Buttons with Animations Blurry

Sep 16, 2020

I have yet another issue with the quality in published Storyline 360 projects. I have two buttons on the screen from the beginning of the timeline, both with a half second fade-in animation. The quality in the published project is horrible. I thought maybe the animation is messing with Storyline's brain. Sure enough, I took the animation off of one button and left it on the other button. You can see the difference in quality, it's jarring. Can you please fix these quality issues? We are being forced to look at other development software because of them.

7 Replies
Sara Fromme

I noticed that in PowerPoint when we use some effects, it's like PowerPoint converts the image to something to run the effect and we have some degradation of the image, as well. Perhaps something similar is happening in Storyline.

If the button is a shape with text then I it is a vector image which remains crisp. My guess is that the vector image is converted to a bitmap to run the animation and that's why it loses some quality.

What happens if you save the button as an image at a higher quality and then add the animation to the image? Is there any degradation?

Again, this is all a guess on my part. Our team usually builds all of the graphics (even buttons) outside of the authoring tools and then we bring them in and assemble. I'd rather have a graphics program create my graphics the way we used to do it in the Flash world. And use the eLearning software to assemble the courses.

Paul Colby

Thanks Sara. I didn't understand your sentence ... If the button is a shape with text then I it is a vector image which remains crisp.
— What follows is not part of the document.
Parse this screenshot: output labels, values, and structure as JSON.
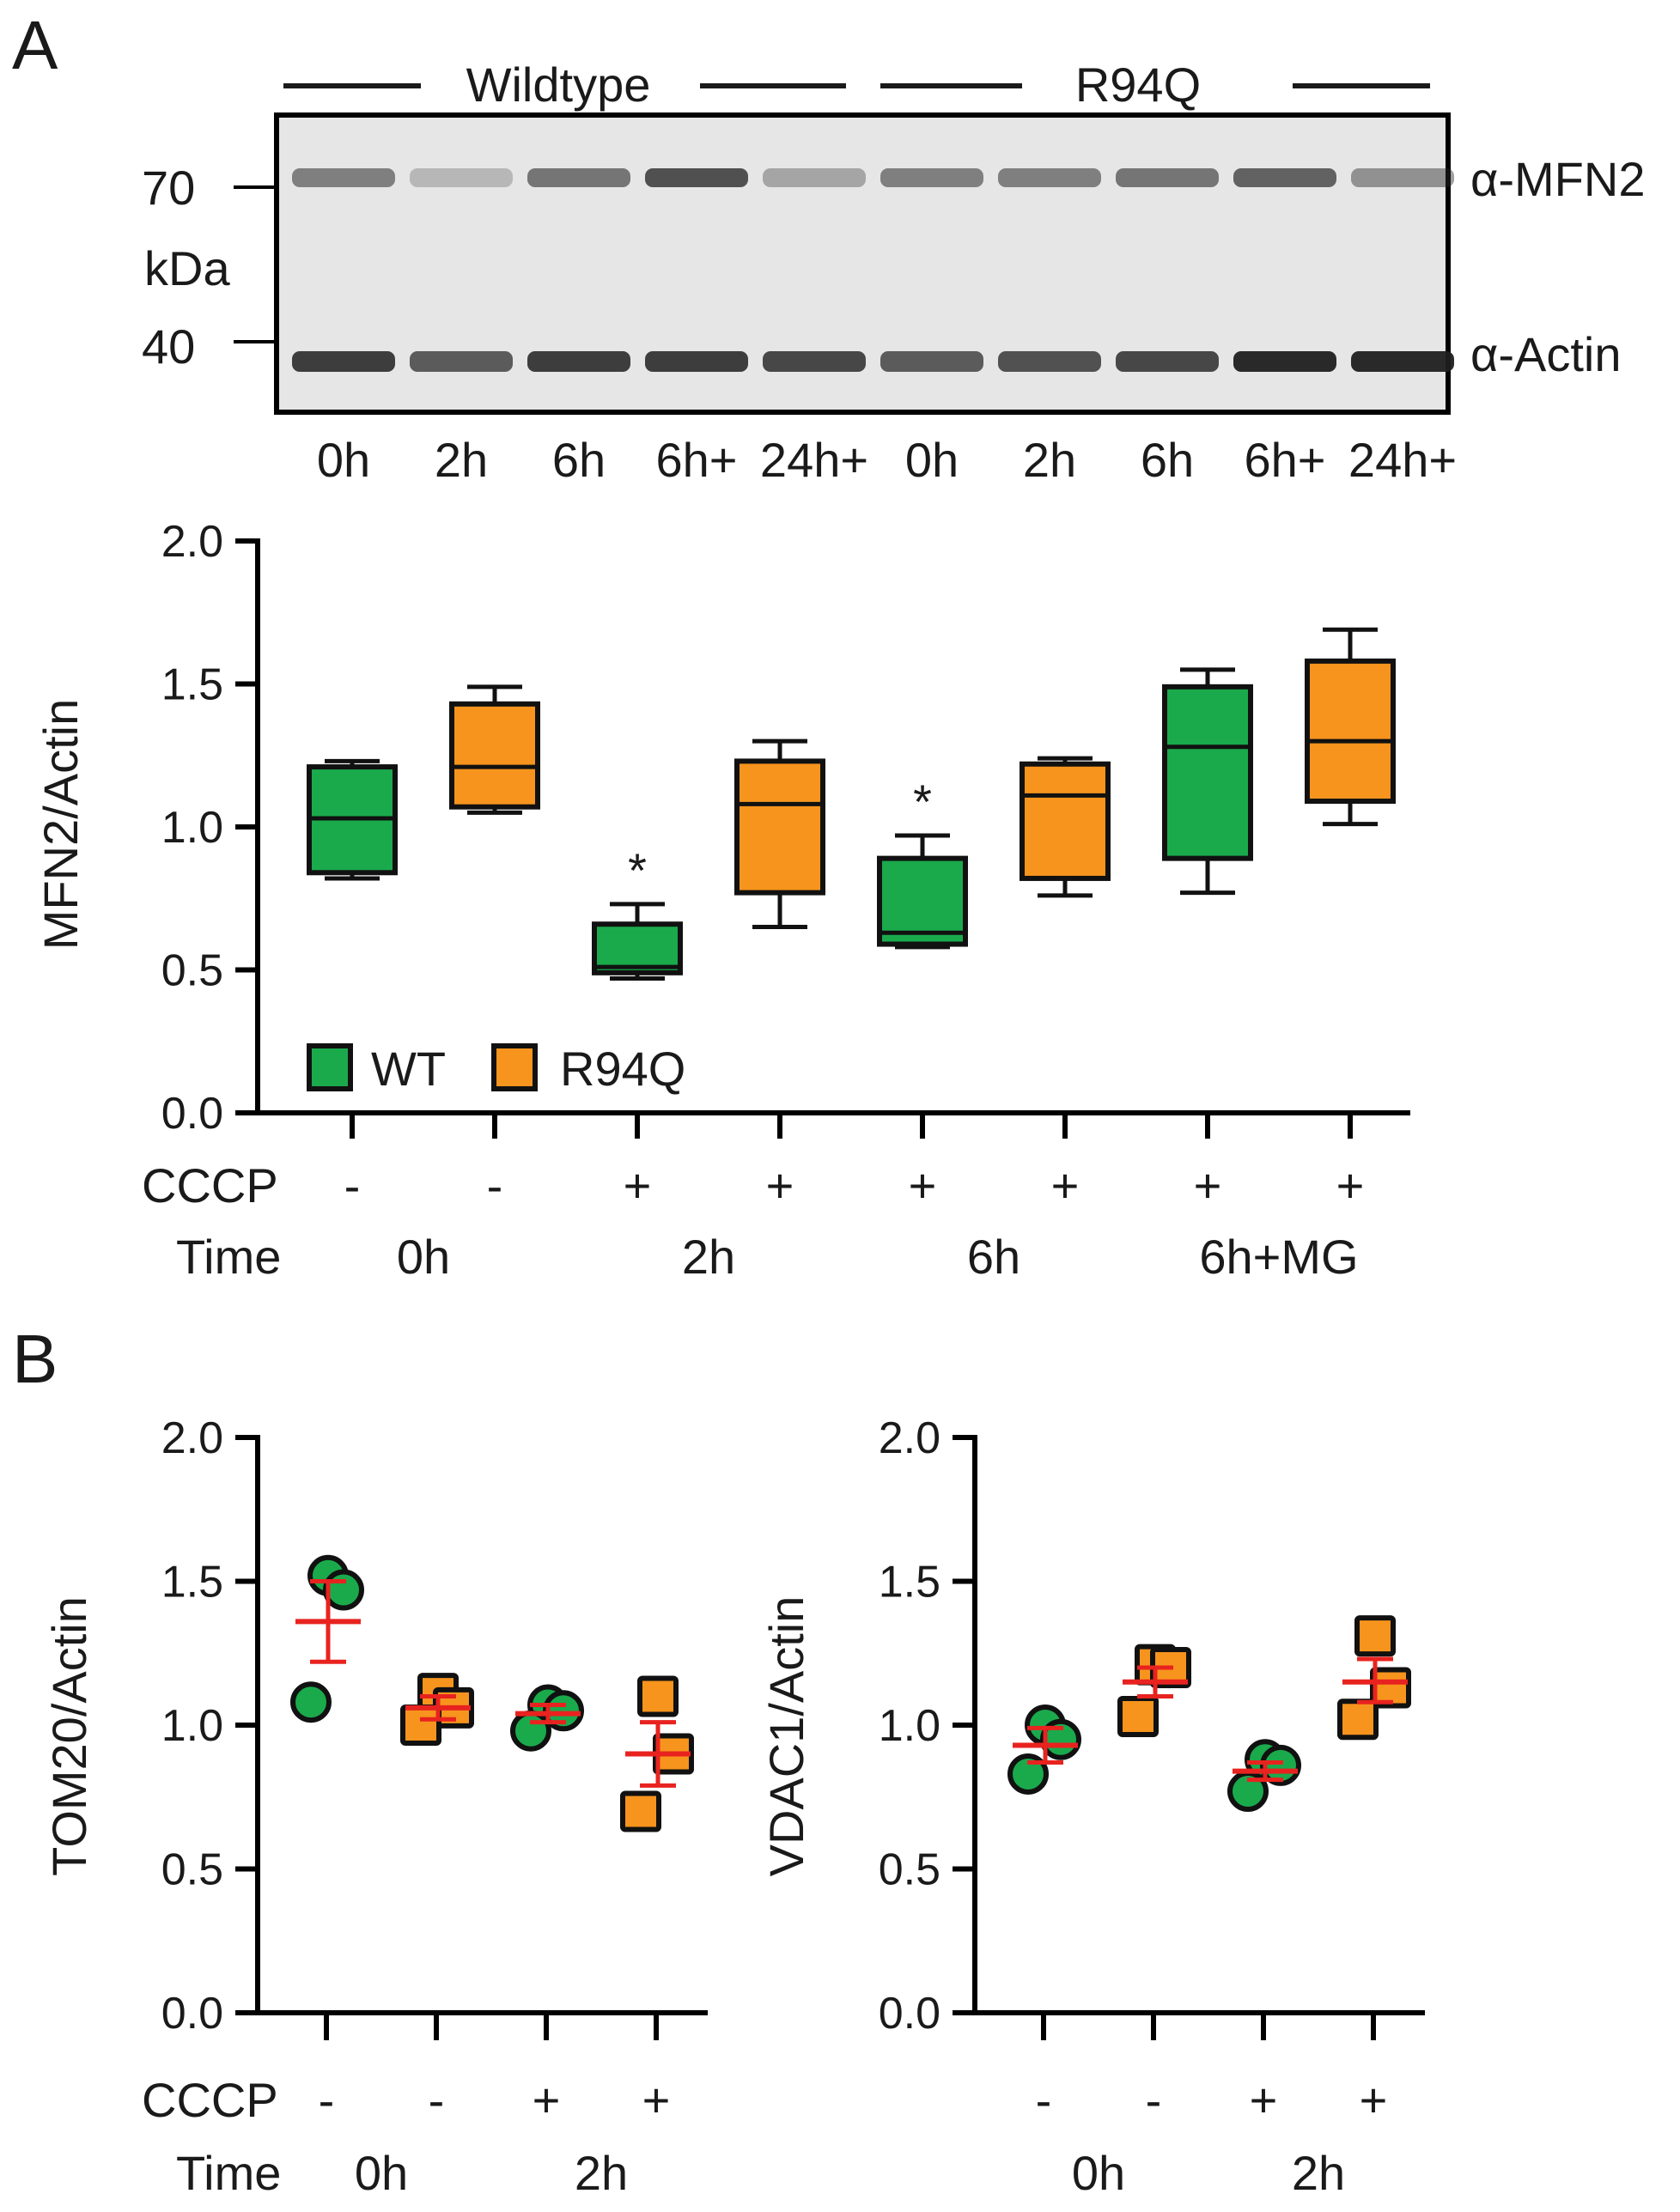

There are always work arounds, of course. Another thing that could be done is use one button timeline just for the animation, end its timeline, then bring the button in again with no animation. I am less interested in work arounds than in Storyline fixing quality issues like this. It kind of defeats the point of using software like this if we're always jumping through hoops to make simple things work.

Sara Fromme

From what I understand, when I create a shape in Storyline it is a vector shape that can scale up or down and remain crisp. A bitmap image like a jpg or png is a grid of fixed pixels and has some image degradation when inserted into a program especially if it scales up or down.

My guess is that Storyline has to convert the vector shape to a bitmap image to activate the animation. PowerPoint has a similar issue when you apply effects or some of the SmartArt. You'll notice that the quality degrades a little, too. 

I don't know if that's what happens in Storyline but that's a guess. If it does, then the vector shape is going to be converted to a lower resolution bitmap and I'd expect some degradation compared to the original vector shape. 

Like I said before, our team creates all of the assets outside of the authoring tools and then we bring those into the software to build the course. This way we can control the quality of the assets.

Paul Colby

Yes, I know what a vector image is. I don't understand your sentence, as written, due to its structure. I think you left some words out or something.

If you're saying to use vector images in place of Storyline's built-in buttons, then how do you import vectors into Storyline without Storyline converting them to bitmaps? Especially if they have an animation effect on them?

Paul Colby

You're guess is a good one. I agree with you. You're suggesting that instead of using the built-in buttons in Storyline, which come with different states, styles, etc., that I build all of the thousands of buttons for a project outside of Storyline, including the different states, styles, etc., saving them in a format that is of acceptable quality, then importing them all into Storyline and creating custom buttons? And that seems a better way to go than Storyline becoming aware of the issue and fixing the problem on their end? Not to mention that creating buttons that look halfway decent requires some level of graphic design. All of that circumvents the exact reason why an instructional designer/developer would decide to use a tool like Storyline.

If I were an instructional designer, rather than hire a graphic designer/production artist to create buttons all day long, I would implement the idea I suggested above, with a button on screen only for the time of the animation, and the exact same button w/o animation. I've attached a sample and an image. It's not perfect, there is a very slight shift between the two, but that's the price we pay for using a tool like Storyline, whose purpose is supposedly to save time, not to make things more difficult.

That, or I would do away with the animation altogether and just pop the button on screen, which is probably the route I will end up taking.

Sara Fromme

I get what you're saying. I don't think it's a bug I just think it's the nature of the way those tools work. As I was saying, PowerPoint does the same thing when you start to apply effects and other things to their shapes. 

I always assumed it's part of the conversion. 

However, if you have an issue with the software you should contact Articulate directly as this is a community forum.